Nestled into the western foothills of the Taihang range in China’s Shanxi province, Kaihua Monastery (c.1073/1092–96) was once a large complex of structures. However, today only one building still stands: its main Buddha hall, The Treasure Hall of the Great Hero [Mahāvīra] (in Chinese, Daxiongbaodian). With an interior rich in pictorial iconographies, this Buddha Hall’s visual program transformed it into a virtual theater by embedding both temporal and spatial transformations within its representations. By unpacking the artistic and religious underpinnings of the temple’s visual program, CAMLab stages a virtual experience of the temple’s transformative process, through which an array of semiotic and sensorial media reconstruct—and facilitate—the transcendence of embodiment.

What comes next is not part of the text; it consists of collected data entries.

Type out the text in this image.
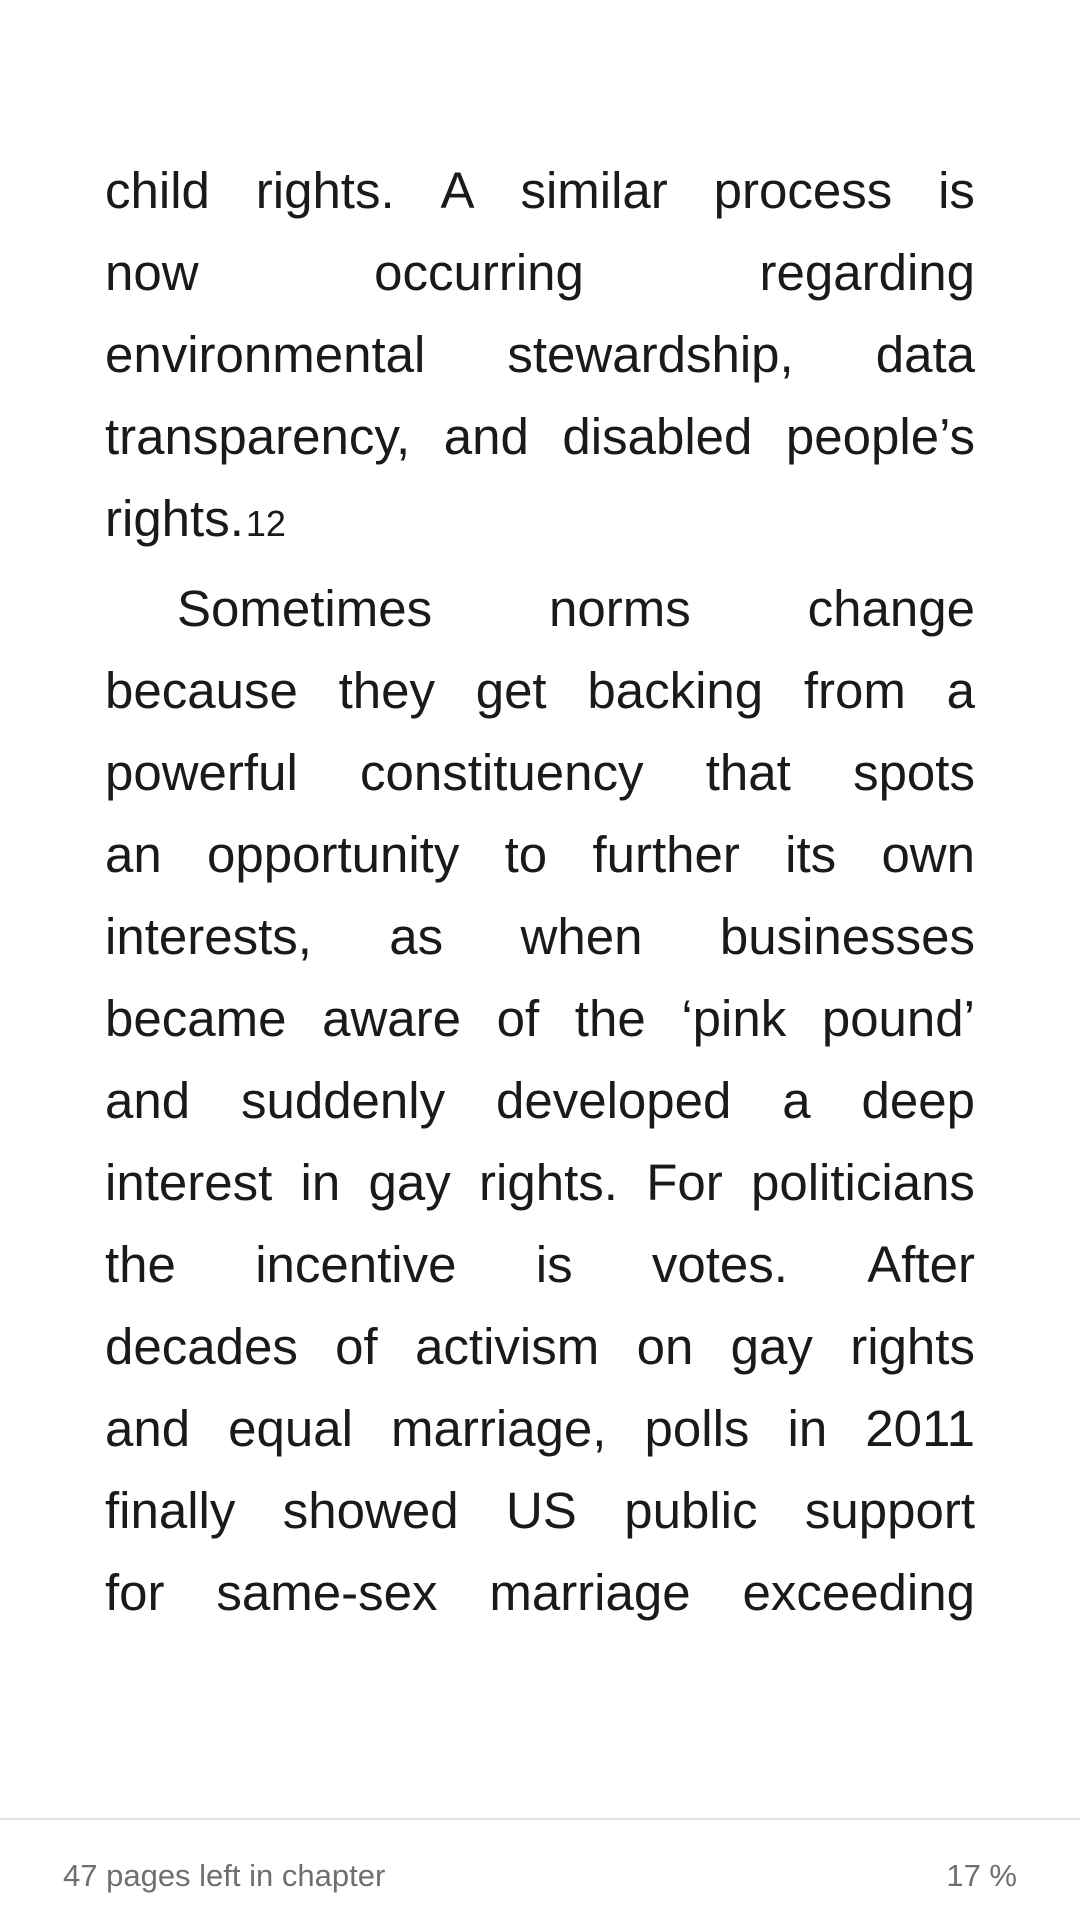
child rights. A similar process is
now	occurring	regarding
environmental stewardship, data
transparency, and disabled people’s
rights. 12
Sometimes norms change
because they get backing from a
powerful constituency that spots
an opportunity to further its own
interests, as when businesses
became aware of the ‘pink pound’
and suddenly developed a deep
interest in gay rights. For politicians
the incentive is votes. After
decades of activism on gay rights
and equal marriage, polls in 2011
finally showed US public support
for same-sex marriage exceeding
47 pages left in chapter	17 %
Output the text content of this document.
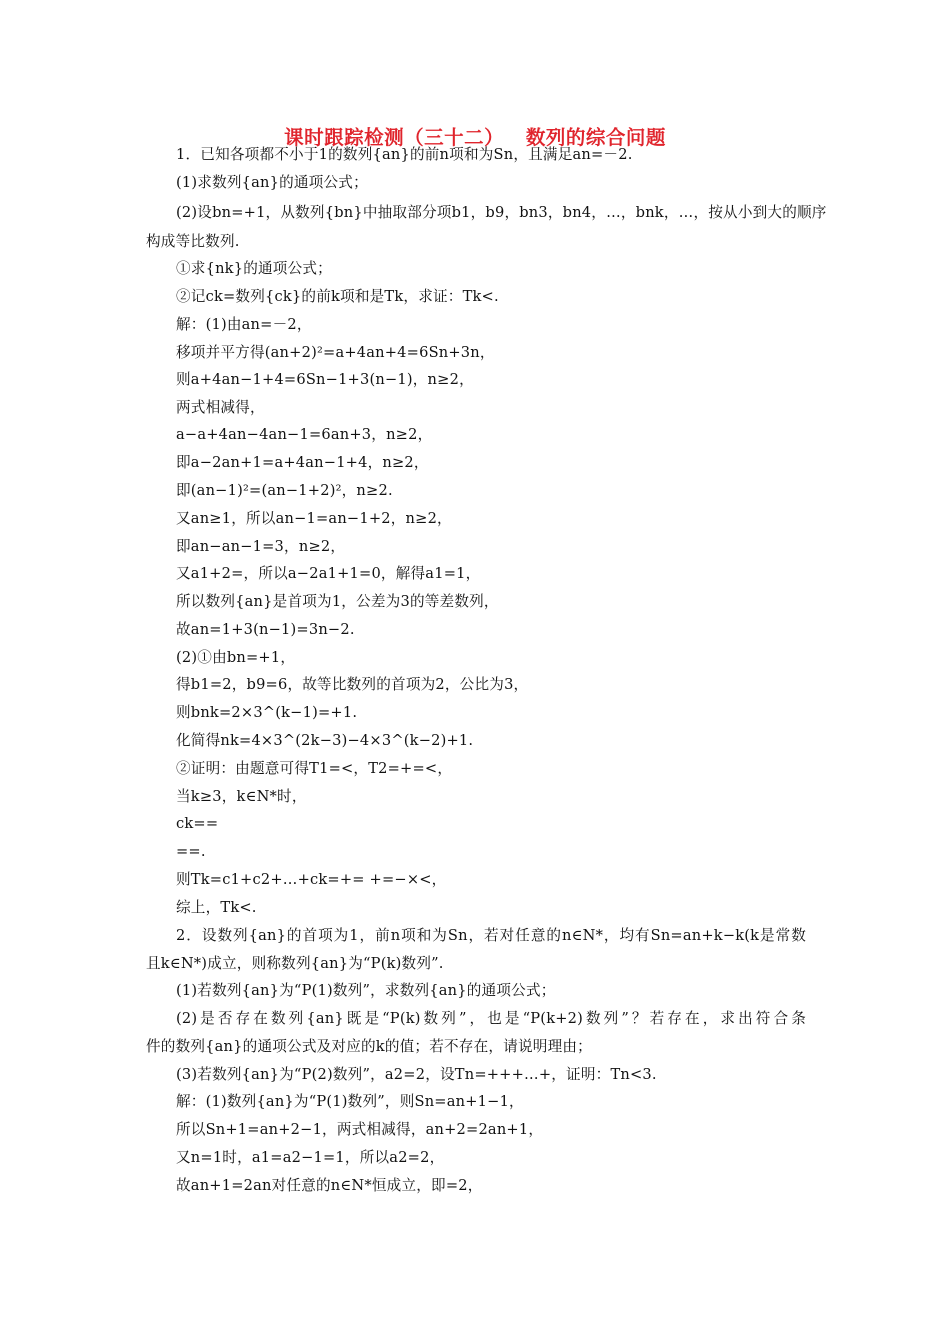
课时跟踪检测（三十二）   数列的综合问题
1．已知各项都不小于1的数列{an}的前n项和为Sn，且满足an=－2.
(1)求数列{an}的通项公式；
(2)设bn=+1，从数列{bn}中抽取部分项b1，b9，bn3，bn4，…，bnk，…，按从小到大的顺序
构成等比数列.
①求{nk}的通项公式；
②记ck=数列{ck}的前k项和是Tk，求证：Tk<.
解：(1)由an=－2，
移项并平方得(an+2)²=a+4an+4=6Sn+3n，
则a+4an−1+4=6Sn−1+3(n−1)，n≥2，
两式相减得，
a−a+4an−4an−1=6an+3，n≥2，
即a−2an+1=a+4an−1+4，n≥2，
即(an−1)²=(an−1+2)²，n≥2.
又an≥1，所以an−1=an−1+2，n≥2，
即an−an−1=3，n≥2，
又a1+2=，所以a−2a1+1=0，解得a1=1，
所以数列{an}是首项为1，公差为3的等差数列，
故an=1+3(n−1)=3n−2.
(2)①由bn=+1，
得b1=2，b9=6，故等比数列的首项为2，公比为3，
则bnk=2×3^(k−1)=+1.
化简得nk=4×3^(2k−3)−4×3^(k−2)+1.
②证明：由题意可得T1=<，T2=+=<，
当k≥3，k∈N*时，
ck==
==.
则Tk=c1+c2+…+ck=+= +=−×<，
综上，Tk<.
2．设数列{an}的首项为1，前n项和为Sn，若对任意的n∈N*，均有Sn=an+k−k(k是常数
且k∈N*)成立，则称数列{an}为“P(k)数列”.
(1)若数列{an}为“P(1)数列”，求数列{an}的通项公式；
(2)是否存在数列{an}既是“P(k)数列”，也是“P(k+2)数列”？若存在，求出符合条
件的数列{an}的通项公式及对应的k的值；若不存在，请说明理由；
(3)若数列{an}为“P(2)数列”，a2=2，设Tn=+++…+，证明：Tn<3.
解：(1)数列{an}为“P(1)数列”，则Sn=an+1−1，
所以Sn+1=an+2−1，两式相减得，an+2=2an+1，
又n=1时，a1=a2−1=1，所以a2=2，
故an+1=2an对任意的n∈N*恒成立，即=2，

Resounding chanting and ritual weaponry, wafting scents of incense that communicate with the invisible, candles’ flickering light and shadows that animate wall murals—The Water-Land Ritual (shuilu fahui) is a multisensory Buddhist rite performed for the universal salvation of all sentient beings. Avisual aid to this ritual, Water-Land Paintings (Shuiluhua) were often painted on hanging scrolls or as murals in Buddhist halls. Created during the Yuan dynasty (1271–1368), paintings of the middle hall of Qinglong Monastery in Shanxi province are the earliest surviving examples of Water-Land murals. With a rigorous composition and a lively style, they offer a rare opportunity to observe the form of early Water-Land paintings. In this project, CAMLab guides audiences to read Qinglong Monastery’s vibrant visual program as we unfold a multisensory ritual.